Çalışma ve Sosyal Güvenlik Bakanı Vedat Işıkhan, Mardin ziyaretine eşlik eden gazetecilerin sorularını yanıtladı. Ziyarette Memurlar.net Genel Yayın Yönetmeni Edip Üzen de yer aldı.
Genç istihdamına yönelik çalışmalarınız var mıdır?

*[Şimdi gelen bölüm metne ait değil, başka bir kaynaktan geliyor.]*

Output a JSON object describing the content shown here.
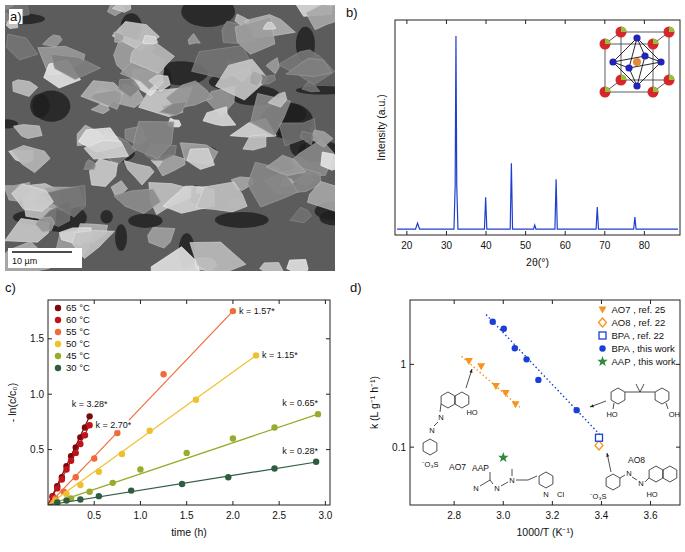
{
  "chart_data": [
    {
      "type": "image",
      "title": "a)",
      "annotations": [
        "10 µm"
      ]
    },
    {
      "type": "line",
      "title": "b)",
      "x_label": "2θ(°)",
      "y_label": "Intensity (a.u.)",
      "color": "#1f3fd1",
      "x": [
        17.5,
        22.2,
        22.7,
        23.2,
        31.9,
        32.2,
        32.4,
        32.6,
        32.9,
        39.6,
        39.9,
        40.2,
        46.1,
        46.4,
        46.7,
        52.0,
        52.3,
        52.6,
        57.4,
        57.7,
        58.0,
        67.8,
        68.1,
        68.4,
        77.3,
        77.6,
        77.9,
        88.5
      ],
      "values": [
        0.03,
        0.03,
        0.06,
        0.03,
        0.03,
        0.25,
        1.0,
        0.25,
        0.03,
        0.03,
        0.19,
        0.03,
        0.03,
        0.36,
        0.03,
        0.03,
        0.05,
        0.03,
        0.03,
        0.28,
        0.03,
        0.03,
        0.14,
        0.03,
        0.03,
        0.09,
        0.03,
        0.03
      ],
      "xlim": [
        17,
        89
      ],
      "xticks": [
        20,
        30,
        40,
        50,
        60,
        70,
        80
      ],
      "ylim": [
        0,
        1.08
      ],
      "tick_labels": "x"
    },
    {
      "type": "scatter",
      "title": "c)",
      "x_label": "time (h)",
      "y_label": "- ln(c/c₀)",
      "legend": "top-left",
      "xlim": [
        0,
        3.05
      ],
      "xticks": [
        0.5,
        {
          "value": 1,
          "label": "1.0"
        },
        1.5,
        {
          "value": 2,
          "label": "2.0"
        },
        2.5,
        {
          "value": 3,
          "label": "3.0"
        }
      ],
      "ylim": [
        0,
        1.85
      ],
      "yticks": [
        0.5,
        {
          "value": 1,
          "label": "1.0"
        },
        1.5
      ],
      "series": [
        {
          "name": "65 °C",
          "color": "#7a0a0a",
          "marker": "circle",
          "line_style": "solid",
          "label": "k = 3.28*",
          "x": [
            0.05,
            0.1,
            0.15,
            0.2,
            0.25,
            0.3,
            0.35,
            0.4,
            0.45
          ],
          "values": [
            0.08,
            0.17,
            0.25,
            0.35,
            0.44,
            0.52,
            0.61,
            0.7,
            0.8
          ],
          "fit_x": [
            0,
            0.45
          ],
          "fit_y": [
            0,
            0.8
          ]
        },
        {
          "name": "60 °C",
          "color": "#c0141c",
          "marker": "circle",
          "line_style": "solid",
          "label": "k = 2.70*",
          "x": [
            0.05,
            0.1,
            0.15,
            0.2,
            0.25,
            0.3,
            0.35,
            0.4,
            0.45
          ],
          "values": [
            0.07,
            0.15,
            0.23,
            0.32,
            0.4,
            0.47,
            0.55,
            0.63,
            0.72
          ],
          "fit_x": [
            0,
            0.45
          ],
          "fit_y": [
            0,
            0.72
          ]
        },
        {
          "name": "55 °C",
          "color": "#f06a3a",
          "marker": "circle",
          "line_style": "solid",
          "label": "k = 1.57*",
          "x": [
            0.08,
            0.17,
            0.3,
            0.5,
            0.75,
            1.25,
            2.0
          ],
          "values": [
            0.06,
            0.12,
            0.25,
            0.42,
            0.65,
            1.18,
            1.75
          ],
          "fit_x": [
            0,
            2.0
          ],
          "fit_y": [
            0,
            1.75
          ]
        },
        {
          "name": "50 °C",
          "color": "#efc02e",
          "marker": "circle",
          "line_style": "solid",
          "label": "k = 1.15*",
          "x": [
            0.08,
            0.2,
            0.35,
            0.55,
            0.8,
            1.1,
            1.6,
            2.25
          ],
          "values": [
            0.04,
            0.1,
            0.18,
            0.3,
            0.46,
            0.67,
            0.95,
            1.35
          ],
          "fit_x": [
            0,
            2.25
          ],
          "fit_y": [
            0,
            1.35
          ]
        },
        {
          "name": "45 °C",
          "color": "#9aaa2c",
          "marker": "circle",
          "line_style": "solid",
          "label": "k = 0.65*",
          "x": [
            0.1,
            0.25,
            0.45,
            0.7,
            1.0,
            1.5,
            2.0,
            2.45,
            2.92
          ],
          "values": [
            0.03,
            0.06,
            0.12,
            0.2,
            0.32,
            0.47,
            0.6,
            0.7,
            0.82
          ],
          "fit_x": [
            0,
            2.92
          ],
          "fit_y": [
            0,
            0.82
          ]
        },
        {
          "name": "30 °C",
          "color": "#2f5d40",
          "marker": "circle",
          "line_style": "solid",
          "label": "k = 0.28*",
          "x": [
            0.1,
            0.2,
            0.35,
            0.55,
            0.9,
            1.45,
            1.95,
            2.45,
            2.9
          ],
          "values": [
            0.02,
            0.04,
            0.05,
            0.08,
            0.13,
            0.19,
            0.25,
            0.33,
            0.39
          ],
          "fit_x": [
            0,
            2.92
          ],
          "fit_y": [
            0,
            0.39
          ]
        }
      ]
    },
    {
      "type": "scatter",
      "title": "d)",
      "x_label": "1000/T (K⁻¹)",
      "y_label": "k (L g⁻¹ h⁻¹)",
      "log": "y",
      "legend": "top-right",
      "xlim": [
        2.62,
        3.72
      ],
      "xticks": [
        2.8,
        {
          "value": 3,
          "label": "3.0"
        },
        3.2,
        3.4,
        3.6
      ],
      "ylim": [
        0.02,
        6
      ],
      "yticks": [
        0.1,
        1
      ],
      "series": [
        {
          "name": "AO7 , ref. 25",
          "color": "#f7931e",
          "marker": "triangle-down",
          "line_style": "dotted",
          "x": [
            2.86,
            2.91,
            2.97,
            3.01,
            3.05
          ],
          "values": [
            1.1,
            0.95,
            0.55,
            0.45,
            0.33
          ],
          "fit_x": [
            2.83,
            3.07
          ],
          "fit_y": [
            1.25,
            0.3
          ]
        },
        {
          "name": "AO8 , ref. 22",
          "color": "#f7931e",
          "marker": "diamond-open",
          "x": [
            3.39
          ],
          "values": [
            0.105
          ]
        },
        {
          "name": "BPA , ref. 22",
          "color": "#1a3fd6",
          "marker": "square-open",
          "x": [
            3.39
          ],
          "values": [
            0.13
          ]
        },
        {
          "name": "BPA , this work",
          "color": "#1a3fd6",
          "marker": "circle",
          "line_style": "dotted",
          "x": [
            2.957,
            3.002,
            3.047,
            3.095,
            3.143,
            3.299
          ],
          "values": [
            3.28,
            2.7,
            1.57,
            1.15,
            0.65,
            0.28
          ],
          "fit_x": [
            2.93,
            3.4
          ],
          "fit_y": [
            4.0,
            0.135
          ]
        },
        {
          "name": "AAP , this work",
          "color": "#2e8b3a",
          "marker": "star",
          "x": [
            3.0
          ],
          "values": [
            0.075
          ]
        }
      ],
      "structures": [
        {
          "label": "AO7",
          "atoms": [
            "⁻O₃S",
            "N",
            "N",
            "HO"
          ]
        },
        {
          "label": "AAP",
          "atoms": [
            "N",
            "N",
            "N",
            "N",
            "Cl"
          ]
        },
        {
          "atoms": [
            "HO",
            "OH"
          ]
        },
        {
          "label": "AO8",
          "atoms": [
            "⁻O₃S",
            "N",
            "N",
            "HO"
          ]
        }
      ]
    }
  ]
}
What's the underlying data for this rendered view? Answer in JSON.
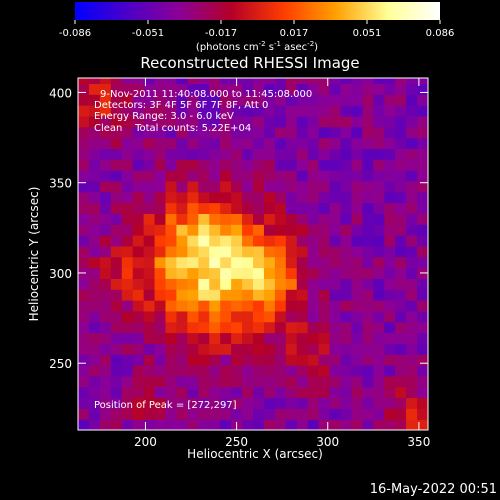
{
  "chart_data": {
    "type": "heatmap",
    "title": "Reconstructed RHESSI Image",
    "xlabel": "Heliocentric X (arcsec)",
    "ylabel": "Heliocentric Y (arcsec)",
    "xlim": [
      163,
      355
    ],
    "ylim": [
      213,
      408
    ],
    "xticks": [
      200,
      250,
      300,
      350
    ],
    "yticks": [
      250,
      300,
      350,
      400
    ],
    "colorbar": {
      "min": -0.086,
      "max": 0.086,
      "ticks": [
        "-0.086",
        "-0.051",
        "-0.017",
        "0.017",
        "0.051",
        "0.086"
      ],
      "unit_prefix": "(photons cm",
      "unit_sup1": "-2",
      "unit_mid": " s",
      "unit_sup2": "-1",
      "unit_mid2": " asec",
      "unit_sup3": "-2",
      "unit_suffix": ")",
      "colors": [
        "#0000ff",
        "#4b00c8",
        "#8c0096",
        "#b40028",
        "#ff3c00",
        "#ffa000",
        "#ffff96",
        "#ffffff"
      ]
    },
    "info_lines": [
      "9-Nov-2011 11:40:08.000 to 11:45:08.000",
      "Detectors: 3F 4F 5F 6F 7F 8F, Att 0",
      "Energy Range: 3.0 - 6.0 keV",
      "Clean    Total counts: 5.22E+04"
    ],
    "peak_label": "Position of Peak = [272,297]",
    "peak": [
      272,
      297
    ],
    "sources": [
      {
        "x": 240,
        "y": 300,
        "amp": 0.09,
        "sigma": 26
      },
      {
        "x": 270,
        "y": 297,
        "amp": 0.035,
        "sigma": 12
      },
      {
        "x": 225,
        "y": 325,
        "amp": 0.03,
        "sigma": 18
      },
      {
        "x": 175,
        "y": 395,
        "amp": 0.035,
        "sigma": 14
      },
      {
        "x": 185,
        "y": 300,
        "amp": 0.02,
        "sigma": 16
      },
      {
        "x": 290,
        "y": 255,
        "amp": 0.022,
        "sigma": 14
      },
      {
        "x": 345,
        "y": 222,
        "amp": 0.035,
        "sigma": 12
      },
      {
        "x": 200,
        "y": 225,
        "amp": 0.015,
        "sigma": 12
      }
    ],
    "background": -0.04
  },
  "footer": {
    "timestamp": "16-May-2022 00:51"
  }
}
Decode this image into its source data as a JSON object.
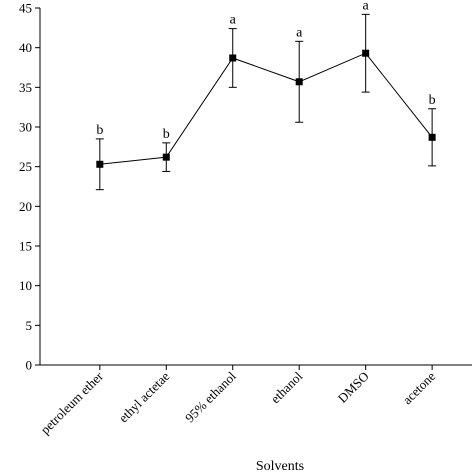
{
  "chart_data": {
    "type": "line",
    "title": "",
    "xlabel": "Solvents",
    "ylabel": "",
    "ylim": [
      0,
      45
    ],
    "yticks": [
      0,
      5,
      10,
      15,
      20,
      25,
      30,
      35,
      40,
      45
    ],
    "grid": false,
    "categories": [
      "petroleum ether",
      "ethyl actetae",
      "95% ethanol",
      "ethanol",
      "DMSO",
      "acetone"
    ],
    "series": [
      {
        "values": [
          25.3,
          26.2,
          38.7,
          35.7,
          39.3,
          28.7
        ],
        "error": [
          3.2,
          1.8,
          3.7,
          5.1,
          4.9,
          3.6
        ],
        "significance": [
          "b",
          "b",
          "a",
          "a",
          "a",
          "b"
        ],
        "color": "#000000",
        "marker": "square"
      }
    ]
  }
}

Bakanlık olarak; sosyal, ekonomik, küresel anlamda ortaya çıkan riskleri biz belirleyip, ona göre adımlar atmamız lazım. NEET grubu bizim özel olarak çalıştığımız bir grup. NEET gençler, 15-29 yaş grubunda olup ne eğitimde ne istihdamda ne de herhangi bir kurs alan kesim. Bu gençler için ciddi programlar hayata geçireceğiz. Bu kesime yönelik önümüzdeki dönemde bir genç istihdam hamlesi hayata geçireceğiz. Hedefimiz 3 yılda 3 milyon genç istihdamı Allah izin verirse. Bu bizim en önemli hedeflerimizden bir tanesi.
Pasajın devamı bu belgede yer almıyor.